Thursday, March 29, 2018

The Weight of Blood


The Weight of Blood by Laura McHugh  336 pages

I usually don’t make New Year’s resolutions, but in 2018 I picked one that I thought I could actually complete.  I decided that I would pick one book that has been languishing on my library shelves. For the March selection, I picked Laura McHugh’s The Weight of Blood. Others I’ve known have told me how much they enjoyed this novel, and I was ready to pull an all-nighter, it was supposed to be that good.

McHugh uses one of my favorite writing mechanics, dualing timelines. In her debut novel, McHugh’s plot line was two disappearances a generation apart.

In current time, sixteen-year-old Lucy Dane has recently arrived from Iowa.  Although her family has deep, deep roots in this Ozark Mountain town of Henbane, she feels like an outsider.

When one of her friends, Cheri, is found murdered, hacked up and put in an abandoned tree log, Lucy vows that she will find her killer.
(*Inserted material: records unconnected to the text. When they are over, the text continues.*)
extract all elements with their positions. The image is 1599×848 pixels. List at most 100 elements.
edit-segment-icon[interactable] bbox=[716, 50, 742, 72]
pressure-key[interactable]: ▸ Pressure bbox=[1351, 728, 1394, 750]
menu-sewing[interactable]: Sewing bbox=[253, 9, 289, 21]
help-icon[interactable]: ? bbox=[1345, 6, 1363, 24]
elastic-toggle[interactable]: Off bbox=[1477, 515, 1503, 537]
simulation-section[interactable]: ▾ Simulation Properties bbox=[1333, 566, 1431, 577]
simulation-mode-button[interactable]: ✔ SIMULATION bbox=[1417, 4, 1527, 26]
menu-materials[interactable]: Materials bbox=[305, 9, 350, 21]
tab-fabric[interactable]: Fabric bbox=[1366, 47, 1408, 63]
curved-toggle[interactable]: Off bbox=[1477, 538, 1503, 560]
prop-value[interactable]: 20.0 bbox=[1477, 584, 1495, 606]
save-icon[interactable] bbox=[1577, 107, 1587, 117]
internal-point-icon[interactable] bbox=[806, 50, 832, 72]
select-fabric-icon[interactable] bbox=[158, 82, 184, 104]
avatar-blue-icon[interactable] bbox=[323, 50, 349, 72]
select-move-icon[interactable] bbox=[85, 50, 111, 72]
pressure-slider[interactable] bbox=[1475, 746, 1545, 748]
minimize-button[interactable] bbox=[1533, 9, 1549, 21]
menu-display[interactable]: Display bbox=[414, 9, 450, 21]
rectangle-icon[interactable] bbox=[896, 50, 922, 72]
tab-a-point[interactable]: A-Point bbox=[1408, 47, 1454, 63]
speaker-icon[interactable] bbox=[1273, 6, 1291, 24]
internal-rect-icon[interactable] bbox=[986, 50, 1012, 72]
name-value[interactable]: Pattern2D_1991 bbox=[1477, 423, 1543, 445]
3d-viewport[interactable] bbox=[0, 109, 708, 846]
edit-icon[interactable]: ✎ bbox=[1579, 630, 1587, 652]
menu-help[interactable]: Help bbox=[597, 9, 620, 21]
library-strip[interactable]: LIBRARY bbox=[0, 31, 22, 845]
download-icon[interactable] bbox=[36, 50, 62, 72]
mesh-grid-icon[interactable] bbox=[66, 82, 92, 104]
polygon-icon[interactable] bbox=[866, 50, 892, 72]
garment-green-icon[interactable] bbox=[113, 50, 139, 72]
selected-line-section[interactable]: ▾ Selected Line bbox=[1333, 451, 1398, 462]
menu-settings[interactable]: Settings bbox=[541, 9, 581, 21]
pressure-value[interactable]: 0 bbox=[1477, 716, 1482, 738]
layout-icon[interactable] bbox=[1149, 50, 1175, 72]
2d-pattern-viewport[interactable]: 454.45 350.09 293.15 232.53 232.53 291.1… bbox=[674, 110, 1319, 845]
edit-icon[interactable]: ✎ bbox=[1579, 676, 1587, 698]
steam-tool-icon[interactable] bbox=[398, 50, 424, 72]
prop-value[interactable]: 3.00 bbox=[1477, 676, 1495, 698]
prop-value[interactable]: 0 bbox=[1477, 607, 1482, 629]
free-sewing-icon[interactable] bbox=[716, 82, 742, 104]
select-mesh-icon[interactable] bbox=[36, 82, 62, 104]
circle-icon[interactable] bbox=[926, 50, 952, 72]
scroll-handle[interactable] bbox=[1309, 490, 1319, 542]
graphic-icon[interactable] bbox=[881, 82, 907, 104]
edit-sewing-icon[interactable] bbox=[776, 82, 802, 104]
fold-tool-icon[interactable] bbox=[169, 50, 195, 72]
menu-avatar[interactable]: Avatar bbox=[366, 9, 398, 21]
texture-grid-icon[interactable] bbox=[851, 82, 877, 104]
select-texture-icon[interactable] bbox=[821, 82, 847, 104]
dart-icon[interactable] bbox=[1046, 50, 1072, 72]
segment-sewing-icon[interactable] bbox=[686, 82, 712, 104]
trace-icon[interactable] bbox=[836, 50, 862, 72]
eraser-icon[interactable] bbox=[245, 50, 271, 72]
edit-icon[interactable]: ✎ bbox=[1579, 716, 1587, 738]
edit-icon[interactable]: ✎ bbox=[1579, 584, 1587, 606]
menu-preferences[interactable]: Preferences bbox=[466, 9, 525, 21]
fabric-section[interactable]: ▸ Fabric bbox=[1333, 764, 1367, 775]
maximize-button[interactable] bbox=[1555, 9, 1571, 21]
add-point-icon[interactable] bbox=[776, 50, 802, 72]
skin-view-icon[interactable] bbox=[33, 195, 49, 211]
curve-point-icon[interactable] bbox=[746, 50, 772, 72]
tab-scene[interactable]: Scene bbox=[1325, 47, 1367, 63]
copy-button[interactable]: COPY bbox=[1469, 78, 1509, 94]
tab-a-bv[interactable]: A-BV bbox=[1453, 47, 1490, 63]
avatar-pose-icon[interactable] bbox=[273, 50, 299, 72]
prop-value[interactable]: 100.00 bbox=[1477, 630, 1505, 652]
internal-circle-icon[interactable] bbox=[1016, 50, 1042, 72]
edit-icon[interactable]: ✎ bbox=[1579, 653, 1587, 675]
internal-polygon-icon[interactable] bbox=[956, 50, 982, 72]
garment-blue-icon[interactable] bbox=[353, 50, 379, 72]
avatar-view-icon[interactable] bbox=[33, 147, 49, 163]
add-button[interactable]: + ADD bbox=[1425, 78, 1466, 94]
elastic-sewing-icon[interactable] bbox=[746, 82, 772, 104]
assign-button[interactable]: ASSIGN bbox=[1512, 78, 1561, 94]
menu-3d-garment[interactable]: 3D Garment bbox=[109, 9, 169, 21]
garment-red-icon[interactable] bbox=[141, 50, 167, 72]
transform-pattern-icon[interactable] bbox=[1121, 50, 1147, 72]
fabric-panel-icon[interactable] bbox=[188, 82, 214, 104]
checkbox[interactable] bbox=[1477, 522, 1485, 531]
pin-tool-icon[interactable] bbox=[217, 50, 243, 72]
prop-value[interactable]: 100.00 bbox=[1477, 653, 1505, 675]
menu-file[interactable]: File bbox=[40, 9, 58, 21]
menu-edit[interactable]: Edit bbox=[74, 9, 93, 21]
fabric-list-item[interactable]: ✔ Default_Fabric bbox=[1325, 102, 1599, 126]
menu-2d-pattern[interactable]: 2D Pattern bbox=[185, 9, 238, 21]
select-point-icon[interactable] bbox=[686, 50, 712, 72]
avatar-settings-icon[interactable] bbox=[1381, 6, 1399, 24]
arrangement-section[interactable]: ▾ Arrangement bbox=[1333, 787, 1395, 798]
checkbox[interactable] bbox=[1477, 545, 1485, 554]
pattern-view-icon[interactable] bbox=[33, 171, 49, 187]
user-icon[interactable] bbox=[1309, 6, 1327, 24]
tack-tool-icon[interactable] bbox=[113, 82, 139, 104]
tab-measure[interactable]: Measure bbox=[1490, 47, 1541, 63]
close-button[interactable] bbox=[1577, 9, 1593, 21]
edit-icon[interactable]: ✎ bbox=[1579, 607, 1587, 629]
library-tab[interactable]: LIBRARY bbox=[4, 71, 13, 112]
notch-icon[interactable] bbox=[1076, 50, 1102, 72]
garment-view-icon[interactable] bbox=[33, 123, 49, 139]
Lucy now has two reasons to go snooping around town. First to learn who killed Cheri and whatever became of the mother who abandoned her.

The other timeline is Lucy’s mother Lila. Many in the town believed she was a witch and never knew what happened to her.

The timelines were confusing at first, as I didn’t get that Lila was Lucy’s mother. Heck I didn’t even realize that it was a competing timeline at first. Ninety percent of all the other characters were in both set of timelines, and since both sections were told in first person, I was a little lost through the first two-thirds of the novel. 

In the second half of the novel, readers get to hear other characters’ point of view. They were told in third person, which I found much easier to figure out exactly where they were in Lucy and Lila’s story.

Although this wasn’t the couldn’t-put-it down read I had anticipated, I enjoyed the story and trying to figure it out.  For me, there were still unanswered questions, which is the reason that

The Weight of Blood receives 4 out of 5 stars in Julie’s world.